Language Modeling on a SpiNNaker2 Neuromorphic Chip

Authors: Khaleelulla Khan Nazeer, Mark Schoene, Rishav Mukherji, Bernhard Vogginger, Christian Mayr, David Kappel, Anand Subramoney

Presentation type: Poster at SNUFA 2024 online workshop (5-6 Nov 2024)

Abstract

As large language models continue to scale rapidly in size, the computational power required to run them increases significantly, raising concerns about energy efficiency. Event-based networks running on neuromorphic devices offer a promising solution to reduce the energy demands of inference. However, most event-based networks designed for neuromorphic hardware, including spiking neural networks (SNNs), have struggled to match the performance of traditional architectures like LSTMs in language modeling.

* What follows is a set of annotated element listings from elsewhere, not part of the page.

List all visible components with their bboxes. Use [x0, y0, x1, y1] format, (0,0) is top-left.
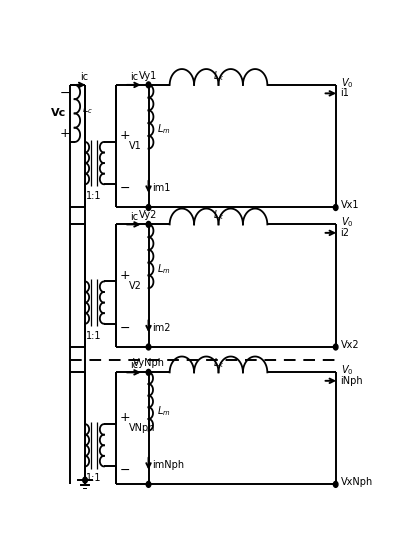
Text: ic: ic — [130, 212, 138, 222]
Text: im2: im2 — [152, 323, 171, 333]
Text: V1: V1 — [129, 141, 142, 151]
Text: +: + — [119, 411, 130, 424]
Text: Vy1: Vy1 — [139, 71, 158, 81]
Text: Vy2: Vy2 — [139, 210, 158, 220]
Text: imNph: imNph — [152, 460, 184, 470]
Text: +: + — [119, 268, 130, 282]
Text: Vx2: Vx2 — [341, 340, 359, 350]
Text: ic: ic — [80, 72, 88, 82]
Circle shape — [333, 344, 338, 350]
Text: i1: i1 — [341, 88, 349, 98]
Text: 1:1: 1:1 — [87, 191, 102, 201]
Text: i2: i2 — [341, 228, 349, 238]
Text: VxNph: VxNph — [341, 477, 373, 488]
Text: −: − — [59, 87, 70, 100]
Text: $V_0$: $V_0$ — [341, 363, 353, 377]
Text: $L_k$: $L_k$ — [213, 208, 224, 222]
Circle shape — [333, 481, 338, 488]
Circle shape — [146, 205, 151, 210]
Text: +: + — [119, 129, 130, 142]
Text: Vc: Vc — [51, 109, 67, 119]
Text: $L_m$: $L_m$ — [157, 405, 170, 418]
Text: −: − — [119, 182, 130, 195]
Text: VyNph: VyNph — [133, 358, 165, 368]
Circle shape — [83, 477, 87, 483]
Text: 1:1: 1:1 — [87, 473, 102, 483]
Text: im1: im1 — [152, 183, 171, 193]
Circle shape — [333, 205, 338, 210]
Text: $L_k$: $L_k$ — [213, 69, 224, 82]
Text: $L_k$: $L_k$ — [213, 356, 224, 370]
Circle shape — [146, 344, 151, 350]
Circle shape — [146, 369, 151, 376]
Text: $V_0$: $V_0$ — [341, 76, 353, 89]
Text: Vx1: Vx1 — [341, 200, 359, 210]
Text: ic: ic — [130, 72, 138, 82]
Circle shape — [146, 481, 151, 488]
Text: V2: V2 — [129, 281, 142, 291]
Text: iNph: iNph — [341, 376, 363, 386]
Text: −: − — [119, 464, 130, 477]
Circle shape — [146, 221, 151, 227]
Circle shape — [146, 82, 151, 88]
Text: $V_0$: $V_0$ — [341, 215, 353, 229]
Text: $L_m$: $L_m$ — [157, 122, 170, 136]
Text: +: + — [59, 127, 70, 140]
Text: $L_m$: $L_m$ — [157, 262, 170, 276]
Text: VNph: VNph — [129, 423, 155, 433]
Text: ic: ic — [130, 360, 138, 369]
Text: −: − — [119, 322, 130, 334]
Text: 1:1: 1:1 — [87, 330, 102, 340]
Text: $L_c$: $L_c$ — [82, 102, 93, 116]
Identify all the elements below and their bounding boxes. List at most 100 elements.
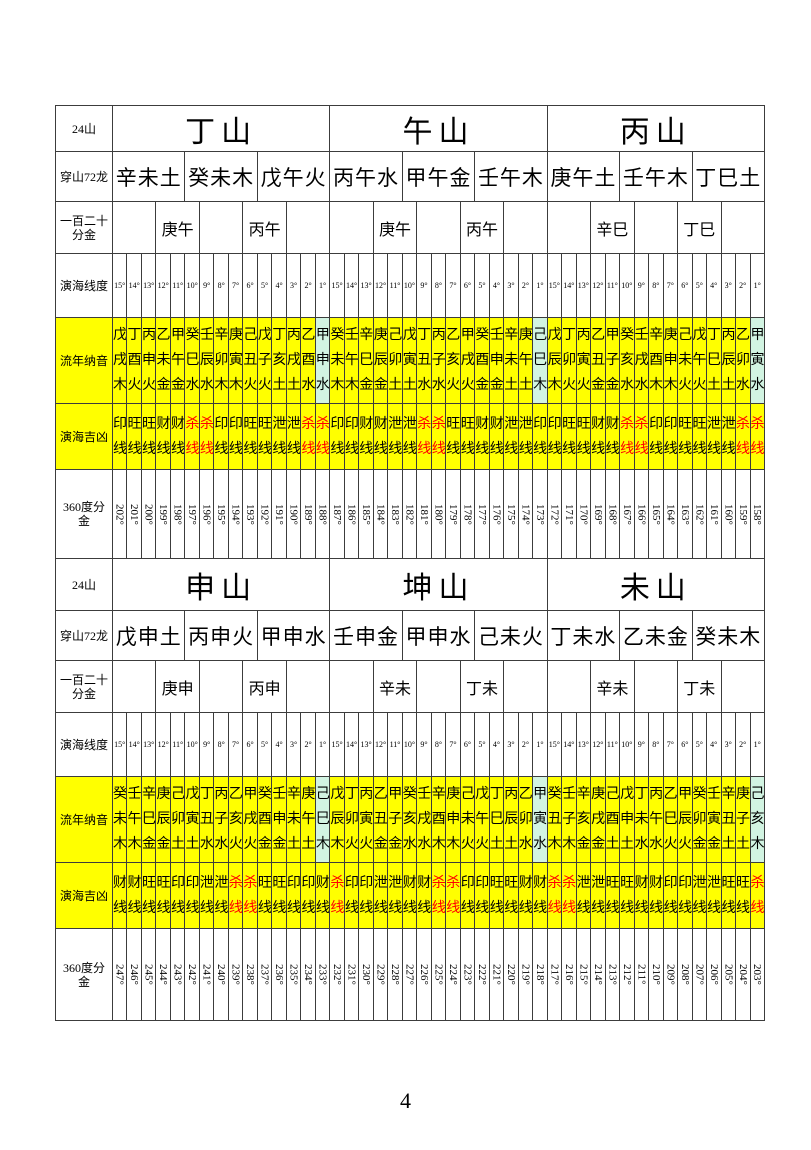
jixiong-cell: 旺线 <box>678 404 693 470</box>
nayin-cell-label: 乙丑金 <box>591 328 606 393</box>
nayin-cell-label: 壬午木 <box>127 787 142 852</box>
deg360-cell: 162° <box>692 470 708 559</box>
nayin-cell-label: 戊辰木 <box>330 787 345 852</box>
line-degree-cell: 13° <box>359 713 374 777</box>
deg360-cell-label: 166° <box>635 503 648 525</box>
nayin-cell: 己卯土 <box>388 318 403 404</box>
dragon-cell: 壬申金 <box>330 611 403 661</box>
jixiong-cell-label: 旺线 <box>127 416 142 457</box>
line-degree-cell-label: 3° <box>724 740 732 749</box>
line-degree-cell: 3° <box>286 713 302 777</box>
nayin-cell-label: 戊寅土 <box>402 328 417 393</box>
deg360-cell: 172° <box>547 470 563 559</box>
line-degree-cell-label: 7° <box>449 281 457 290</box>
line-degree-cell: 5° <box>257 254 273 318</box>
jixiong-cell: 印线 <box>113 404 128 470</box>
deg360-cell-label: 190° <box>287 503 300 525</box>
line-degree-cell-label: 7° <box>666 281 674 290</box>
jixiong-cell: 杀线 <box>243 863 258 929</box>
nayin-cell-label: 丁酉火 <box>127 328 142 393</box>
line-degree-cell: 8° <box>214 713 229 777</box>
line-degree-cell-label: 5° <box>478 740 486 749</box>
dragon-cell-label: 辛未土 <box>115 165 182 190</box>
nayin-cell: 戊戌木 <box>113 318 128 404</box>
jixiong-cell-label: 财线 <box>156 416 171 457</box>
line-degree-cell: 3° <box>721 713 737 777</box>
nayin-cell-label: 癸未木 <box>113 787 127 852</box>
deg360-cell-label: 223° <box>461 964 474 985</box>
deg360-cell-label: 171° <box>562 503 575 525</box>
deg360-cell-label: 246° <box>128 964 141 985</box>
page-number: 4 <box>400 1088 411 1113</box>
jixiong-cell: 旺线 <box>141 404 157 470</box>
nayin-cell-label: 乙亥火 <box>228 787 243 852</box>
line-degree-cell-label: 5° <box>695 281 703 290</box>
line-degree-cell-label: 4° <box>275 281 283 290</box>
jixiong-cell-label: 财线 <box>518 875 533 916</box>
dragon-cell-label: 丁未水 <box>550 624 617 649</box>
line-degree-cell: 15° <box>330 713 345 777</box>
dragon-cell: 癸未木 <box>185 152 258 202</box>
dragon-cell-label: 甲午金 <box>405 165 472 190</box>
deg360-cell-label: 196° <box>200 503 213 525</box>
deg360-cell-label: 218° <box>533 964 546 985</box>
jixiong-cell-label: 杀线 <box>301 416 316 457</box>
jixiong-cell: 财线 <box>127 863 142 929</box>
line-degree-cell: 11° <box>388 254 403 318</box>
jixiong-cell: 旺线 <box>257 404 273 470</box>
deg360-cell: 228° <box>388 929 403 1021</box>
nayin-cell: 癸卯金 <box>692 777 708 863</box>
nayin-cell-label: 壬申金 <box>272 787 287 852</box>
line-degree-cell-label: 14° <box>128 740 140 749</box>
line-degree-cell-label: 4° <box>275 740 283 749</box>
row-header-line-degrees-label: 演海线度 <box>59 278 108 293</box>
dragon-cell: 甲申水 <box>257 611 331 661</box>
deg360-cell: 203° <box>750 929 765 1021</box>
nayin-cell: 辛亥金 <box>576 777 592 863</box>
jixiong-cell-label: 旺线 <box>692 416 707 457</box>
line-degree-cell-label: 12° <box>592 281 604 290</box>
line-degree-cell: 5° <box>257 713 273 777</box>
line-degree-cell-label: 4° <box>492 281 501 290</box>
jixiong-cell-label: 印线 <box>359 875 374 916</box>
line-degree-cell: 1° <box>315 254 331 318</box>
row-header-dragons-label: 穿山72龙 <box>59 628 108 643</box>
deg360-cell-label: 194° <box>229 503 242 525</box>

In this work, we address this by demonstrating the first successful implementation of a language model on SpiNNaker2 neuromorphic hardware, utilizing the recently introduced event-based architecture known the EGRU. SpiNNaker2, a many-core neuromorphic chip optimized for large-scale asynchronous processing, is specifically designed to handle dynamic sparsity or events efficiently and the EGRU architecture leverages these hardware features to achieve task performance comparable to LSTMs, while also significantly reducing energy consumption. We show a 5-18x reduction in energy consumption for single-batch inference compared to a GPU in language modelling as well as DVS gesture recognition while retaining competitive performance.